Monday, June 26, 2006

I guess it was fun while it lasted...

Mass. Defaults Reaching 'Epidemic Level'

At least three sources are calling attention to rising foreclosures in the state of Massachusetts today. ForeclosureS.com, a California-based real estate investment advisory firm and publisher of foreclosure property information, reported today that foreclosure activity in Massachusetts was reaching an epidemic level and clogging the court system.

"Our Massachusetts research team spent four hours on June 8 with clerks and judges in the District, Superior, and Land Courts and learned that the courts have a 30-45 delay in even issuing docket numbers for foreclosures across the state," said ForeclosureS.com president Alexis McGee.
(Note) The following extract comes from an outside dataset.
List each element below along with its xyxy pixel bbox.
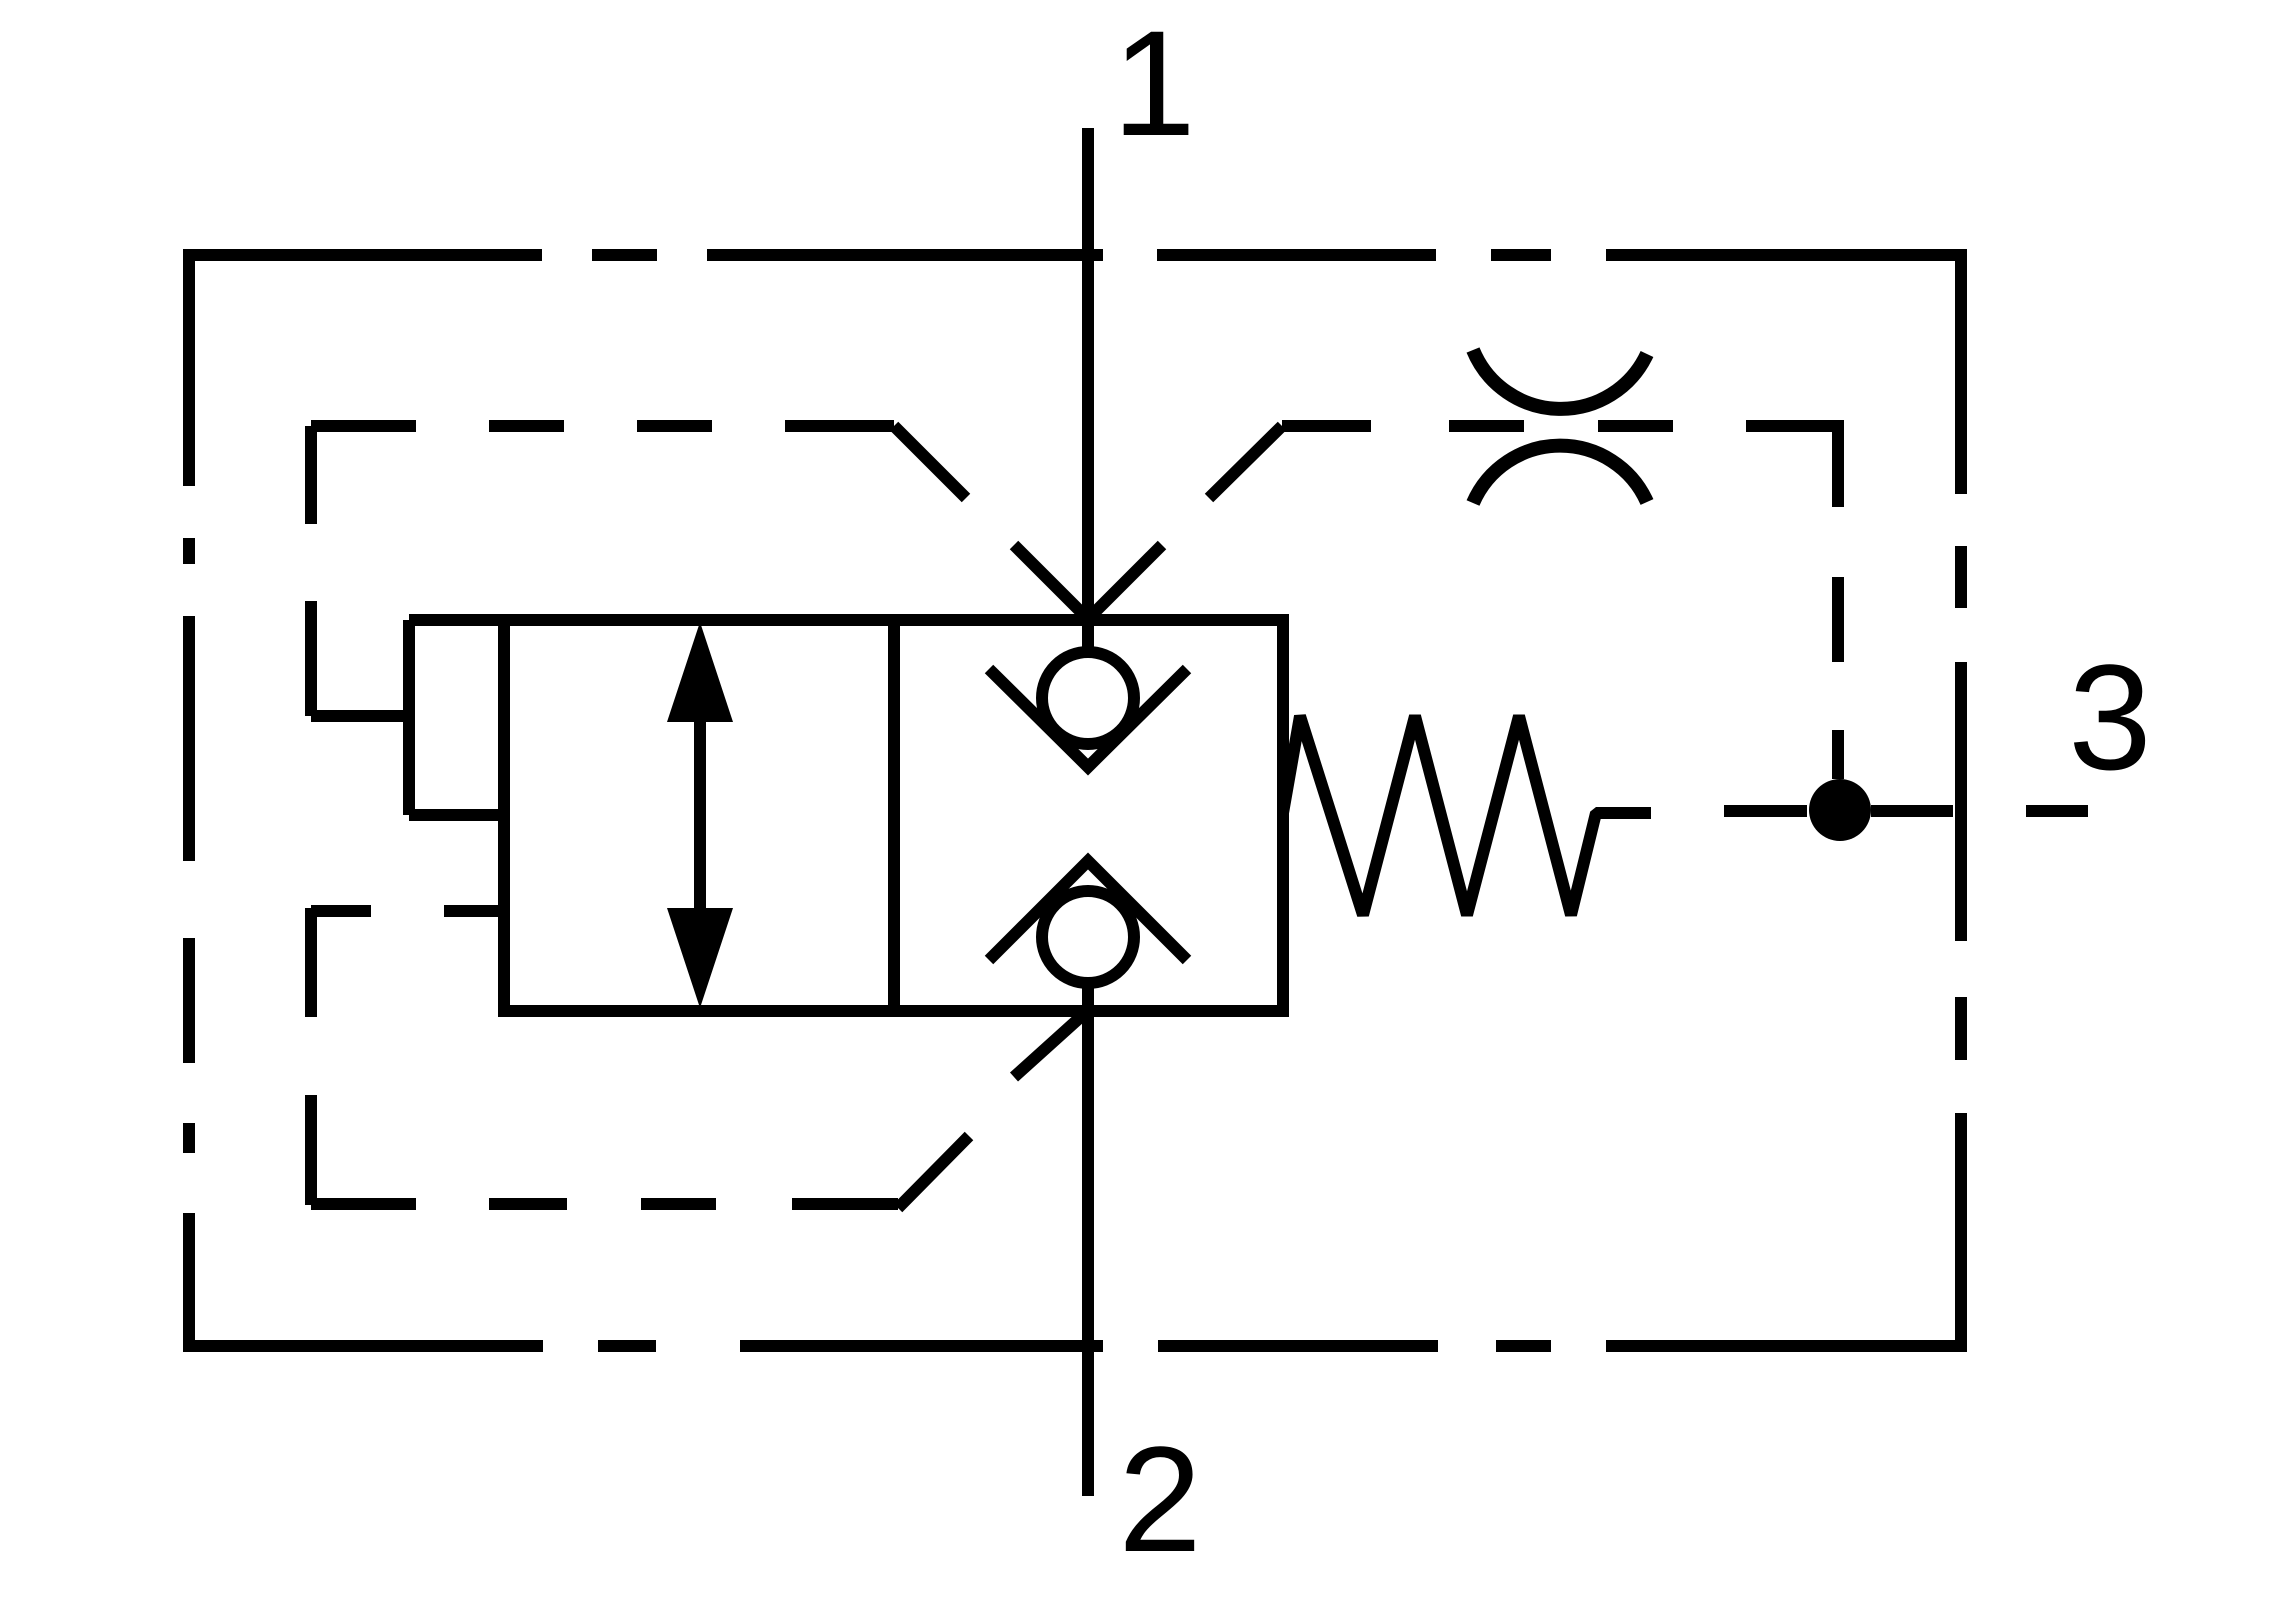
svg-text:2: 2 xyxy=(1118,1415,1201,1583)
svg-text:1: 1 xyxy=(1112,0,1195,167)
svg-text:3: 3 xyxy=(2068,633,2151,801)
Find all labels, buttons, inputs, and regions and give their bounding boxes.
She went on to say that her information indicated that foreclosure filings for Massachusetts in the month of May were at the highest level for a single month since a similar financial crisis in the mid 1980's.

... May 2006 foreclosure filings are 105 percent higher than May 2005 and over 165 percent higher than May 2004 levels.

"We expected foreclosure rates to increase again this year, but the levels we are tracking outdistance our earlier predictions," said Jeremy Shapiro, president and co-founder of ForeclosuresMass.com. "It is clear that many homeowners, especially those with adjustable rate mortgages, are being pushed closer to the edge as interest rates rise at such a consistent clip. We may be witnessing a 'perfect storm' scenario where a flat real estate market, higher interest rates, rising energy costs and specialty loans are causing significant difficulty for thousands of Massachusetts property owners." ...


As Paul Krugman has noted, maybe 30 percent of Americans live in parts of the country where housing prices have gone up the way they have until recently in Massachusetts -- but the value of homes in those areas is more than half the total market value of homes in the U.S. (because the houses are so pricey).

And now -- in Massachusetts, at least -- the bubble seems to be bursting, very rapidly. And the housing market doesn't have to implode everywhere to have a widespread effect.